You had a great example of a guy writing a heartfelt song about his family. If that song was for himself, then nothing else matters. But what if that song was FOR his family, and only his family? No one else's opinion outside the family mattered. What if his family was kinda "meh", or worse hated it? Is it still a good song just because he believed he authored a good song?

Do you actually want me to answer all of these questions? Because I gotta be honest, debating this with some nobody on the internet knowing that you will never change my mind or make me think differently is not that interesting for me. It was for a little while, but.....What do I get out of this? Maybe I'll come back to it later. You don't know me or anything about me, so who are you to question me? You follow the cliche logic of mass acceptance and I think that's stupid and insecure. If you think you have the formula for what makes a good song or bad song, then knock yourself out. I don't care.
 
Greg,

Yes, I would like you to answer these questions. You're right, I don't know you. That's exactly why I'm asking the questions I'm asking, to find out your opinion on my counter points to the points and examples you pointed out. Now if you just wanted to air your points without the risk of someone counterpointing, then maybe you shouldn't have posted anything after my first post. You countered me first, after Grim, so second. But I'm ok with that, I'm open to enlightenment from someone else's point of view. In fact, I even amended my first statement of, a song is good if it connects to the listener, with the idea that a songwriter has a specific listener or listeners in mind. This was due from the ideas Grim brought up, and even more from what you and Miroslav posted.
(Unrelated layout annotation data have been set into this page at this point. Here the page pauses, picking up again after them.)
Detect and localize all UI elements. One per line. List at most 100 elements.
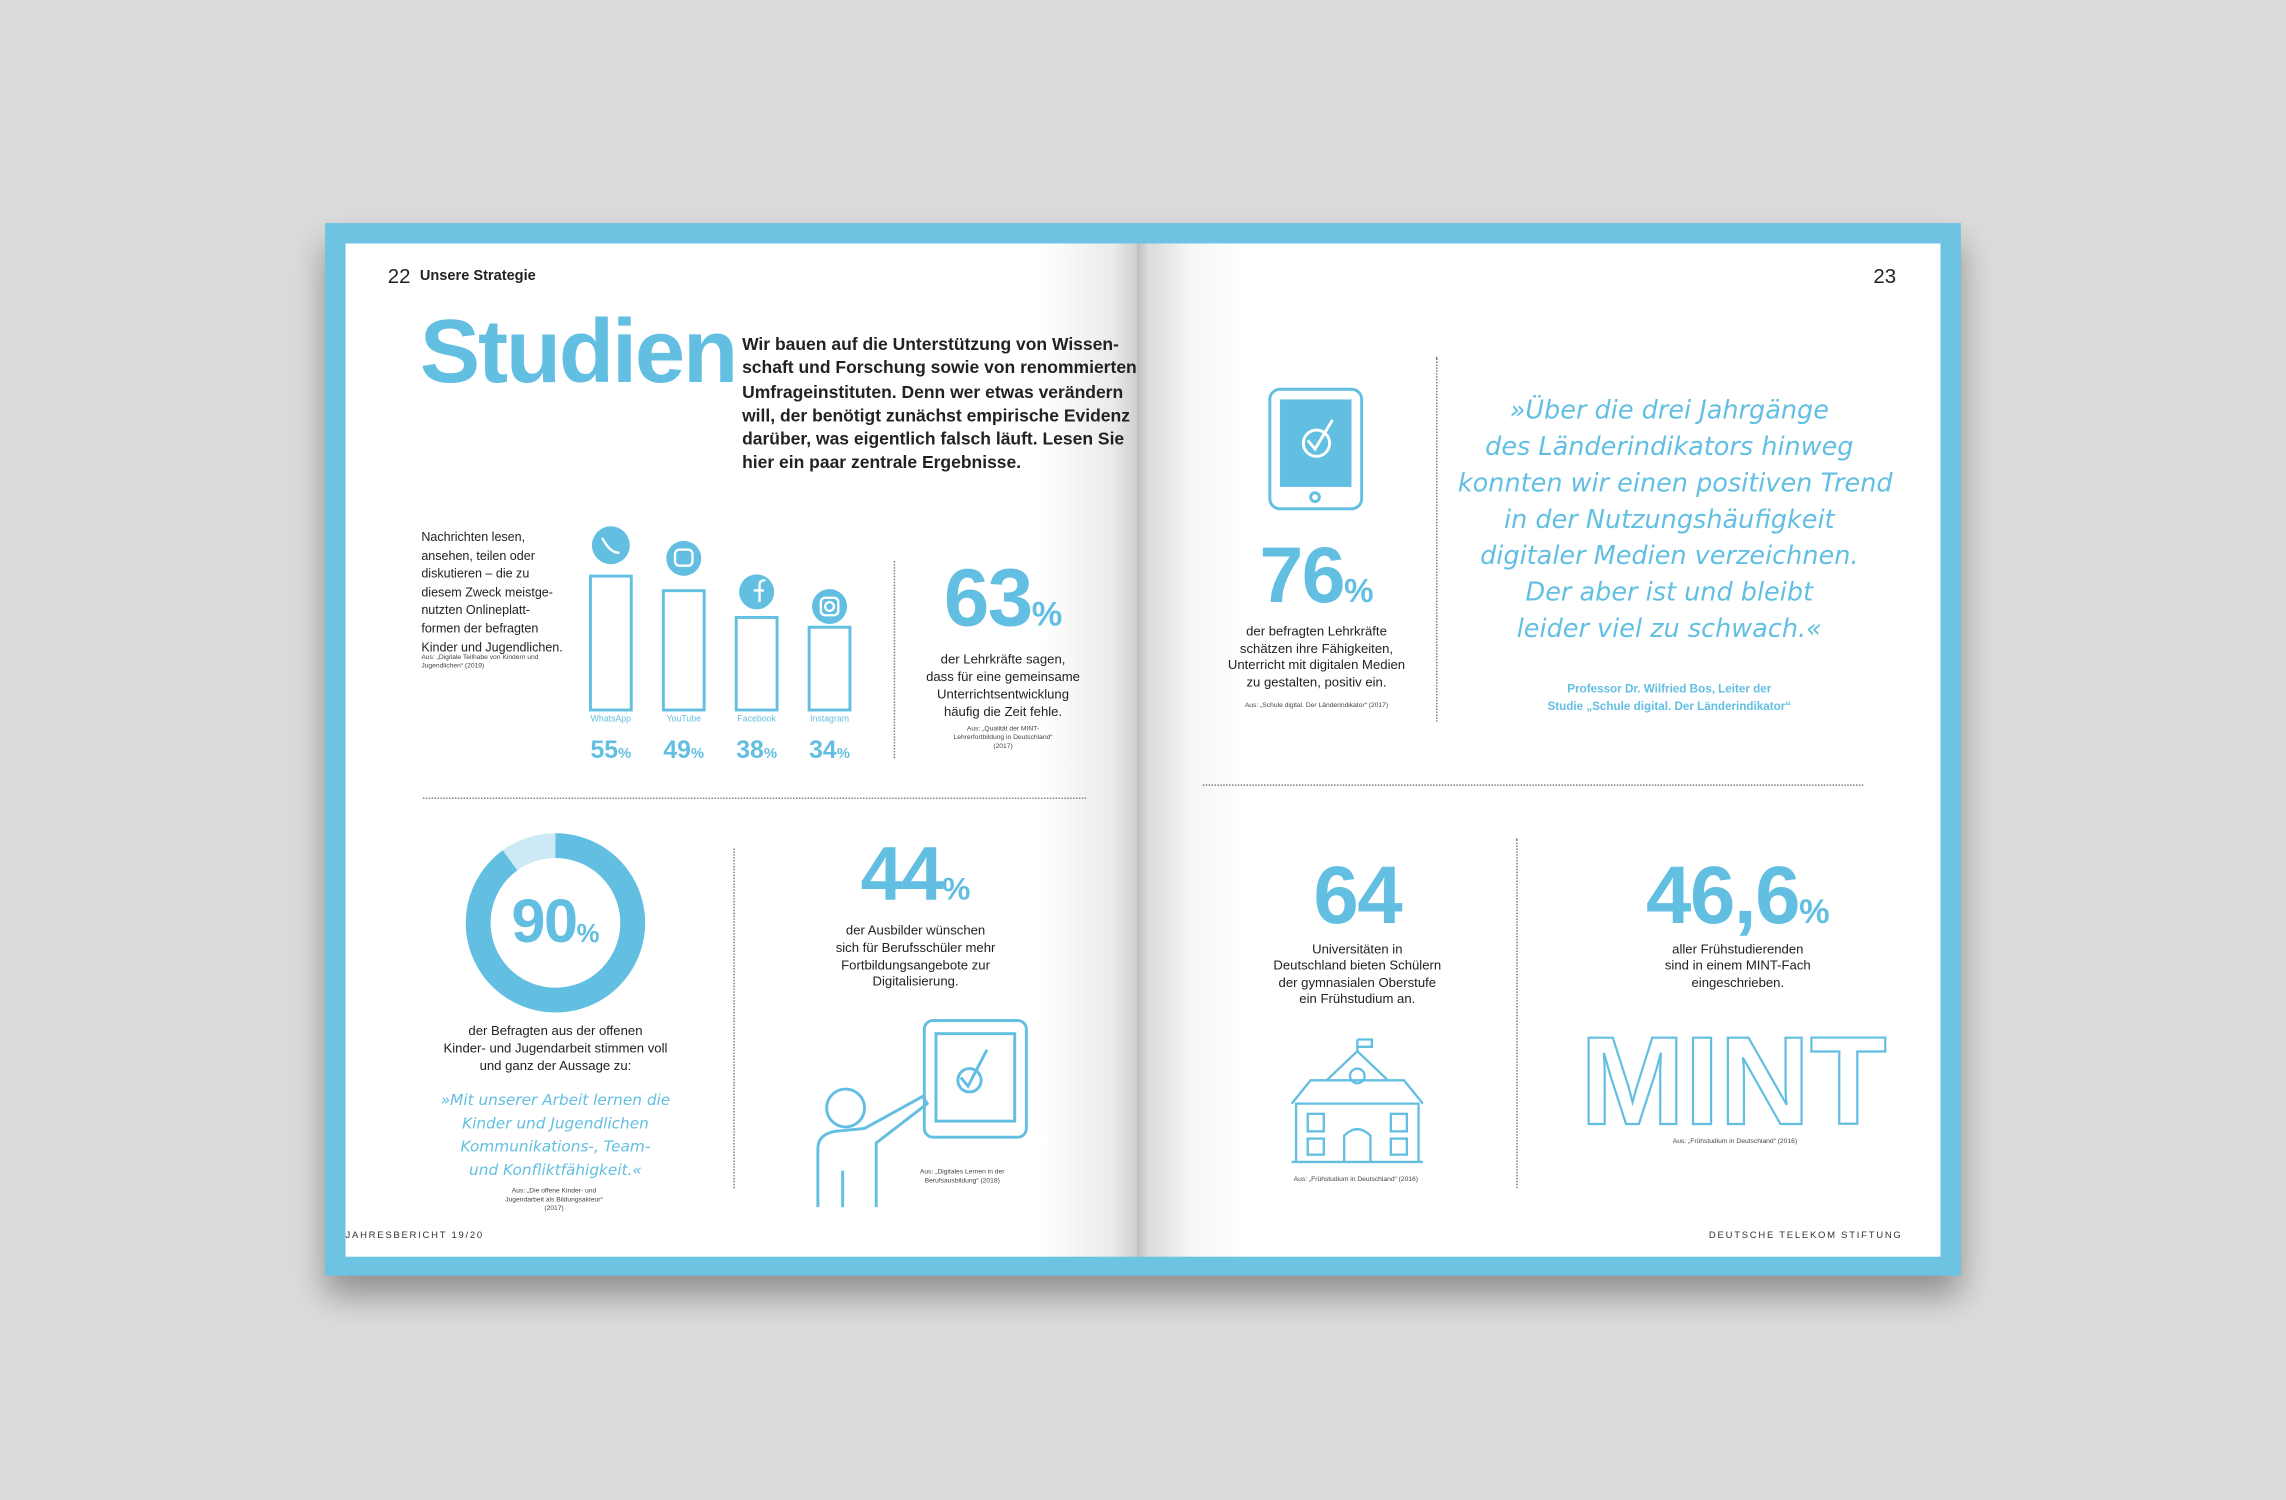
bar-label: YouTube [666,715,701,725]
platform-description: Nachrichten lesen, ansehen, teilen oder di… [421,528,562,657]
source: Aus: „Digitale Teilhabe von Kindern und … [421,653,539,670]
section-title: Unsere Strategie [419,268,536,285]
divider [733,848,735,1189]
text-line: »Über die drei Jahrgänge [1509,396,1829,426]
text-line: und ganz der Aussage zu: [479,1058,632,1074]
spine [1137,243,1152,1257]
source: Aus: „Schule digital. Der Länderindikato… [1244,701,1389,709]
stat-value: 76 [1259,532,1345,620]
text-line: der gymnasialen Oberstufe [1278,975,1437,990]
text-line: zu gestalten, positiv ein. [1246,674,1387,690]
left-page [345,243,1138,1257]
footer: JAHRESBERICHT 19/20 [345,1230,484,1241]
bar-value: 34% [786,736,873,765]
text-line: Umfrageinstituten. Denn wer etwas veränd… [742,381,1124,402]
source: Aus: „Digitales Lernen in der Berufsausb… [919,1167,1005,1184]
unit: % [763,746,778,763]
quote: »Über die drei Jahrgänge des Länderindika… [1457,394,1893,649]
bar [734,616,779,712]
source: Aus: „Frühstudium in Deutschland“ (2016) [1672,1137,1798,1145]
page-number: 23 [1873,263,1897,288]
text-line: Fortbildungsangebote zur [841,957,990,972]
value: 49 [663,736,691,764]
text-line: schätzen ihre Fähigkeiten, [1239,640,1394,656]
bar-value: 49% [640,736,727,765]
stat-number: 44% [814,831,1018,918]
text-line: ein Frühstudium an. [1299,991,1416,1007]
text-line: Universitäten in [1312,941,1403,957]
stat-text: der Ausbilder wünschen sich für Berufssch… [799,923,1032,992]
source: Aus: „Frühstudium in Deutschland“ (2016) [1293,1175,1419,1183]
bar-value: 55% [567,736,654,765]
text-line: digitaler Medien verzeichnen. [1480,542,1859,572]
text-line: Kinder und Jugendlichen. [421,639,563,654]
bar [588,574,633,712]
divider [422,797,1087,799]
text-line: des Länderindikators hinweg [1485,432,1854,463]
social-icons [591,526,848,624]
value: 34 [809,736,837,764]
text-line: Kommunikations-, Team- [460,1138,651,1157]
tablet-icon [1268,387,1364,511]
text-line: diskutieren – die zu [421,565,530,581]
text-line: Professor Dr. Wilfried Bos, Leiter der [1567,682,1772,696]
bar-label: WhatsApp [590,715,632,725]
stat-value: 46,6 [1646,848,1801,941]
stat-value: 63 [943,551,1033,643]
stat-number: 76% [1214,531,1418,621]
value: 55 [590,736,619,764]
social-glyphs [601,537,840,617]
text-line: will, der benötigt zunächst empirische E… [742,405,1130,426]
bar [807,625,852,712]
stat-value: 64 [1313,848,1402,941]
text-line: in der Nutzungshäufigkeit [1504,505,1835,536]
text-line: Unterricht mit digitalen Medien [1227,657,1406,673]
intro: Wir bauen auf die Unterstützung von Wiss… [742,332,1137,475]
stat-number: 64 [1255,847,1459,942]
text-line: konnten wir einen positiven Trend [1457,469,1893,499]
text-line: Digitalisierung. [872,974,959,990]
stat-text: der Befragten aus der offenen Kinder- und… [424,1022,686,1074]
stat-unit: % [1031,594,1063,633]
text-line: und Konfliktfähigkeit.« [469,1161,642,1180]
donut-arc [465,833,646,1013]
donut-label: 90% [453,886,657,956]
unit: % [690,746,705,763]
text-line: der befragten Lehrkräfte [1246,623,1387,639]
school-icon [1290,1038,1424,1164]
divider [893,561,896,759]
bar-label: Instagram [810,715,849,725]
teacher-icon [816,1019,1028,1208]
text-line: Unterrichtsentwicklung [937,686,1070,702]
attribution: Professor Dr. Wilfried Bos, Leiter der St… [1502,681,1837,715]
stat-text: der befragten Lehrkräfte schätzen ihre Fä… [1200,624,1433,692]
text-line: ansehen, teilen oder [421,547,535,563]
text-line: eingeschrieben. [1691,975,1785,990]
unit: % [836,746,850,763]
source: Aus: „Die offene Kinder- und Jugendarbei… [505,1186,603,1212]
quote: »Mit unserer Arbeit lernen die Kinder und… [410,1089,702,1182]
text-line: der Lehrkräfte sagen, [940,651,1066,667]
mint-logo: MINT [1580,1011,1886,1151]
stat-number: 63% [901,550,1105,645]
text-line: Studie „Schule digital. Der Länderindika… [1547,699,1792,713]
text-line: formen der befragten [421,621,539,636]
stat-unit: % [1344,571,1374,610]
stat-text: Universitäten in Deutschland bieten Schül… [1241,942,1474,1009]
footer: DEUTSCHE TELEKOM STIFTUNG [1708,1230,1903,1241]
bar-label: Facebook [737,715,776,725]
stat-value: 44 [860,832,944,918]
text-line: Der aber ist und bleibt [1525,578,1814,608]
text-line: Kinder und Jugendlichen [462,1115,649,1133]
stat-unit: % [942,870,971,907]
stat-value: 90 [511,886,578,955]
divider [1202,784,1864,786]
text-line: hier ein paar zentrale Ergebnisse. [742,452,1022,474]
text-line: nutzten Onlineplatt- [421,602,530,618]
unit: % [618,746,632,763]
text-line: Deutschland bieten Schülern [1273,958,1442,974]
stat-number: 46,6% [1607,847,1869,942]
text-line: darüber, was eigentlich falsch läuft. Le… [742,428,1125,450]
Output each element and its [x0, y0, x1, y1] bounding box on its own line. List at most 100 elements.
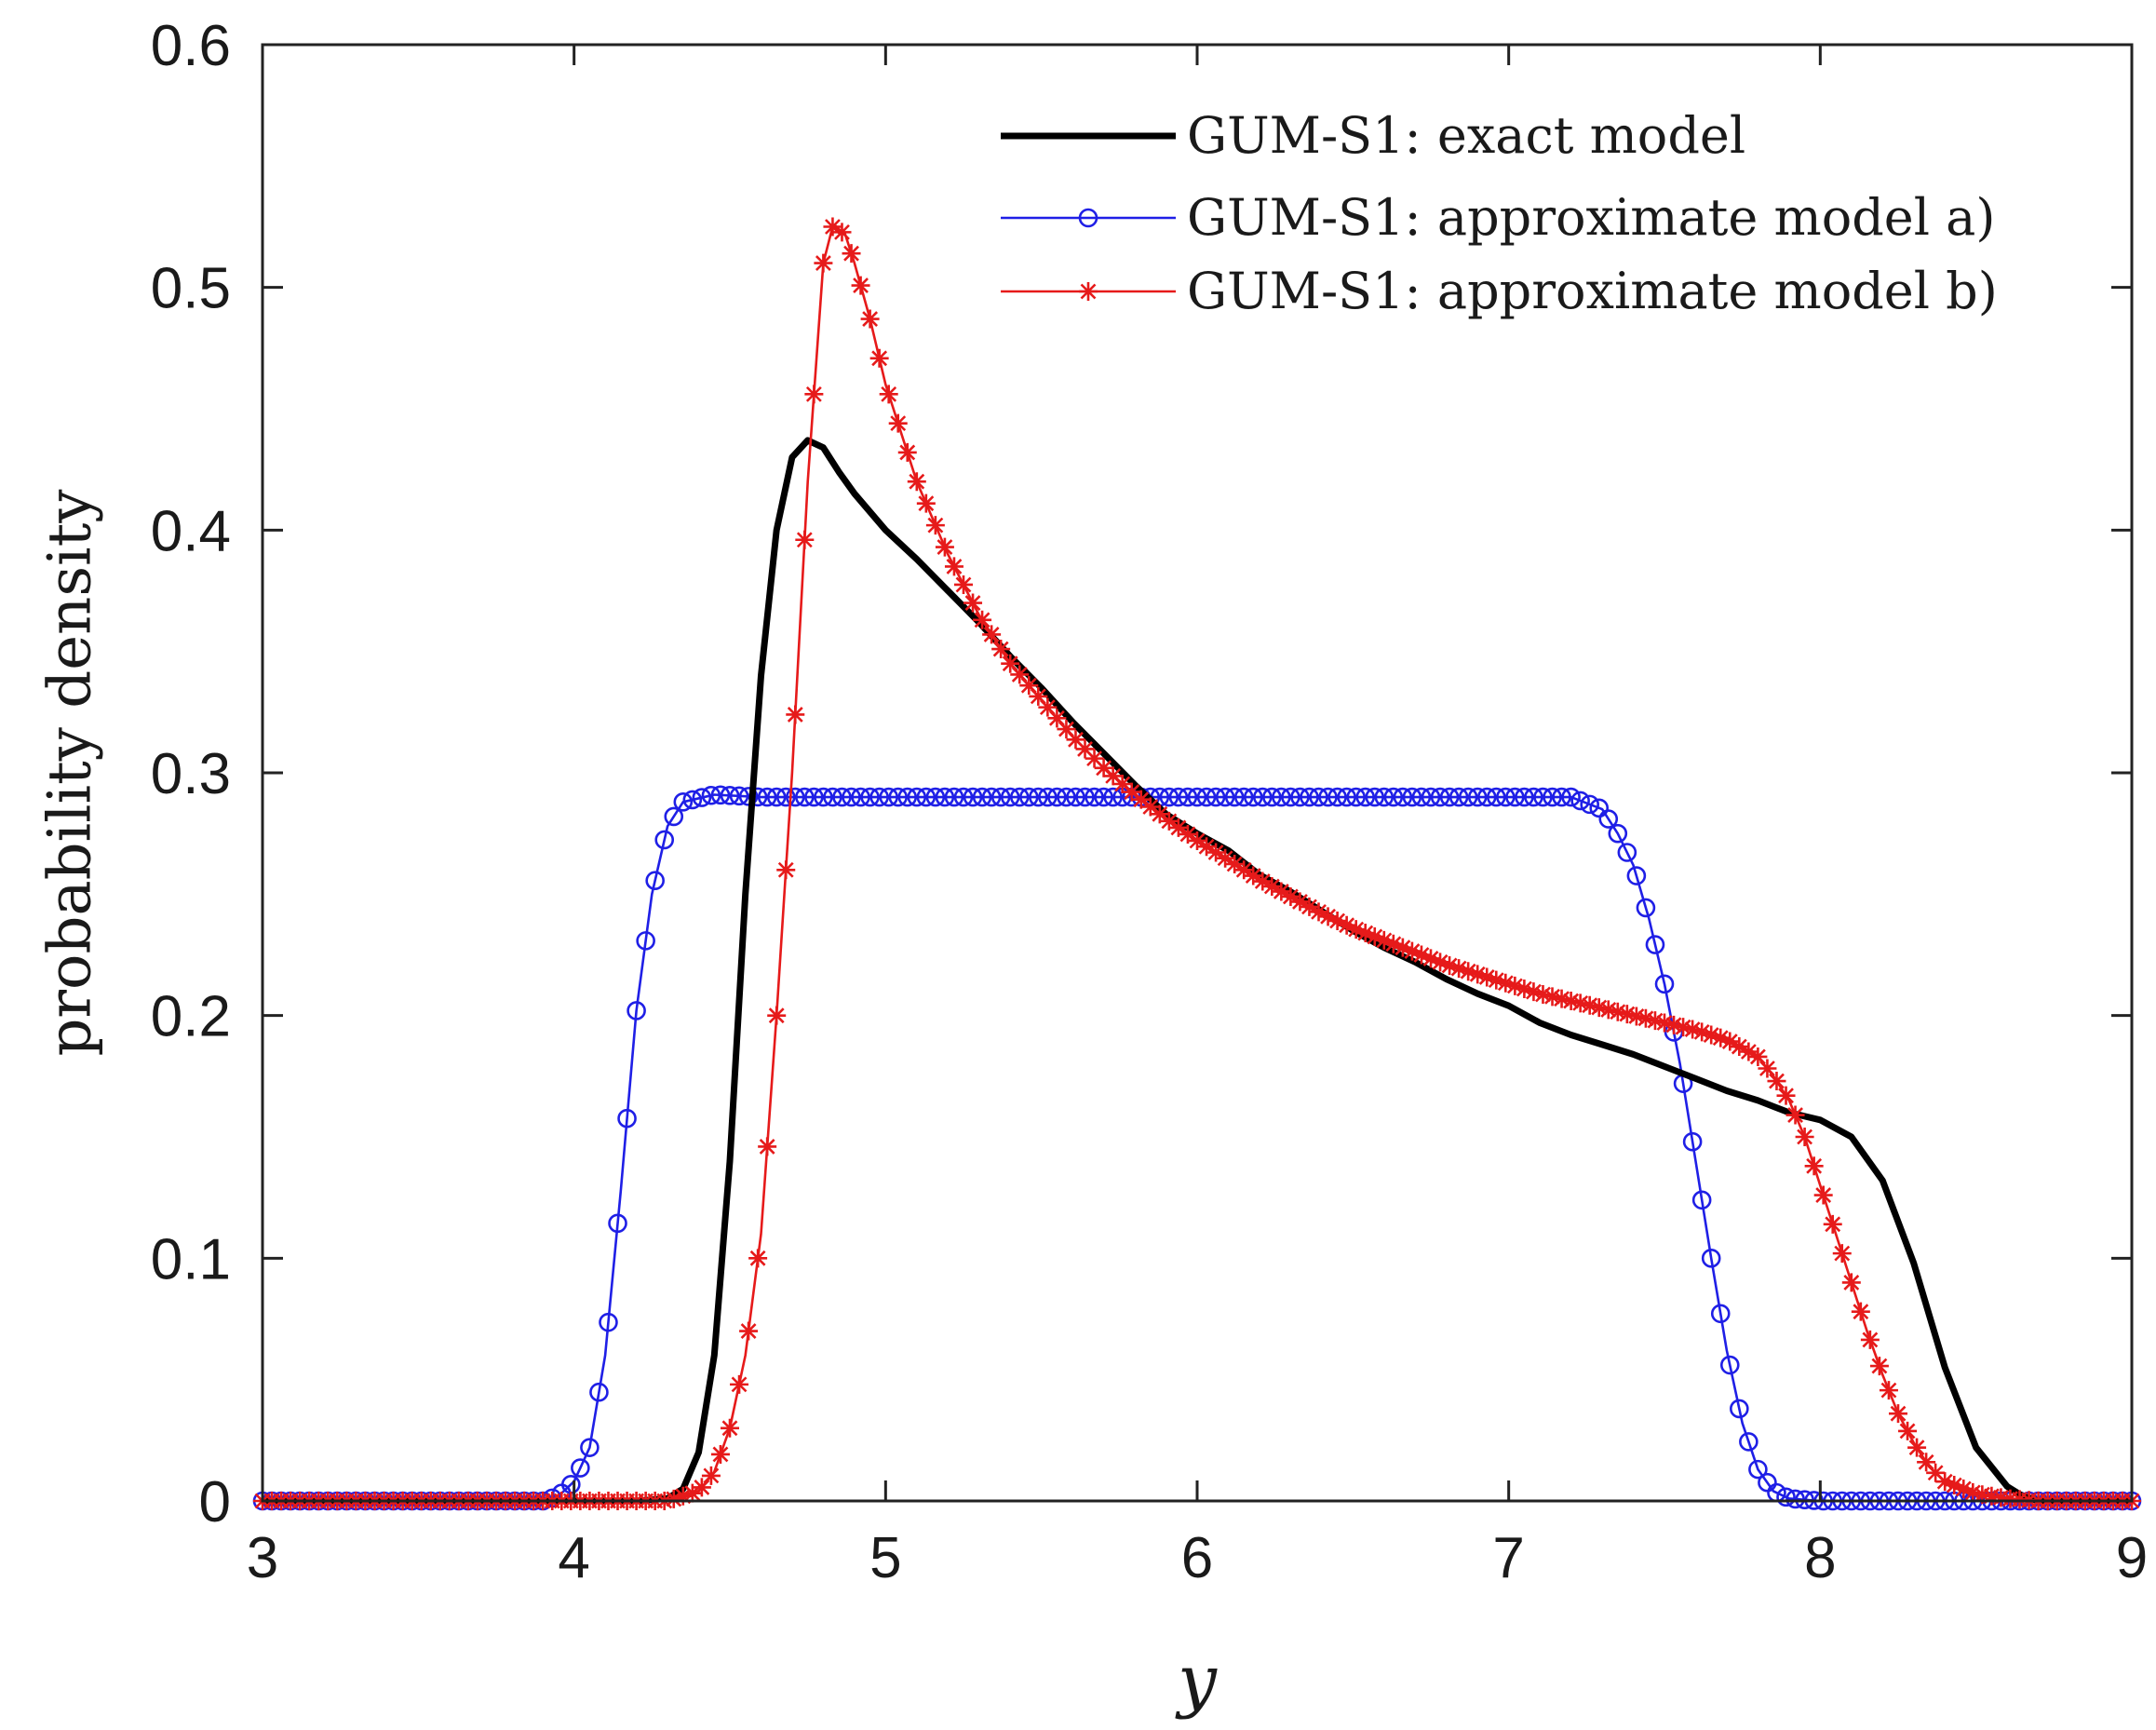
circle-marker — [589, 1382, 609, 1402]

Now, if there's no chance I could change your mind about this, then why even debate it? You chose to challenge my opinion (recently amended), I'm merely defending it, which is my interweb nobody's right. It's not my fault that you might choose to write songs and posts for yourself to alone appreciate. What do you get out of this? Pat yourself on the back and tell yourself that your opinion is good because you authored it, and if the author thinks it's good... BTW, what makes a post good, and what makes a post bad? Or are there no such things as good or bad posts? So subjective, I digress...

I never said I had a formula for what makes a good song. I just started it at the simplest qualification, which is the connection to the listener. So you inferring my stupidity and conformity without you knowing me, because you will not, cannot answer my questions... As a listener, your post is a bad one. I know that's subjective.
 
I've already pretty much laid out how I feel about this. It's pretty clear...I think so anyway. Re-read the thread if there's something you don't understand. You don't have to agree with me though. In fact I'd rather you don't. Patting myself on the back.
 
Ok, just reread your post. Nothing new, got everything the first time. Soooo.... why are you still replying if all of a sudden you don't care. Leave this thread so we can have a healthy, open minded debate, which is something you clearly admitted to not being capable of regarding this subject.
 
I'm capable of debate, I just need better participants. If you know any, send em over.
 
And I did read this entire thread before posting at all. It was intriguing, which is what compelled me to post in the first place.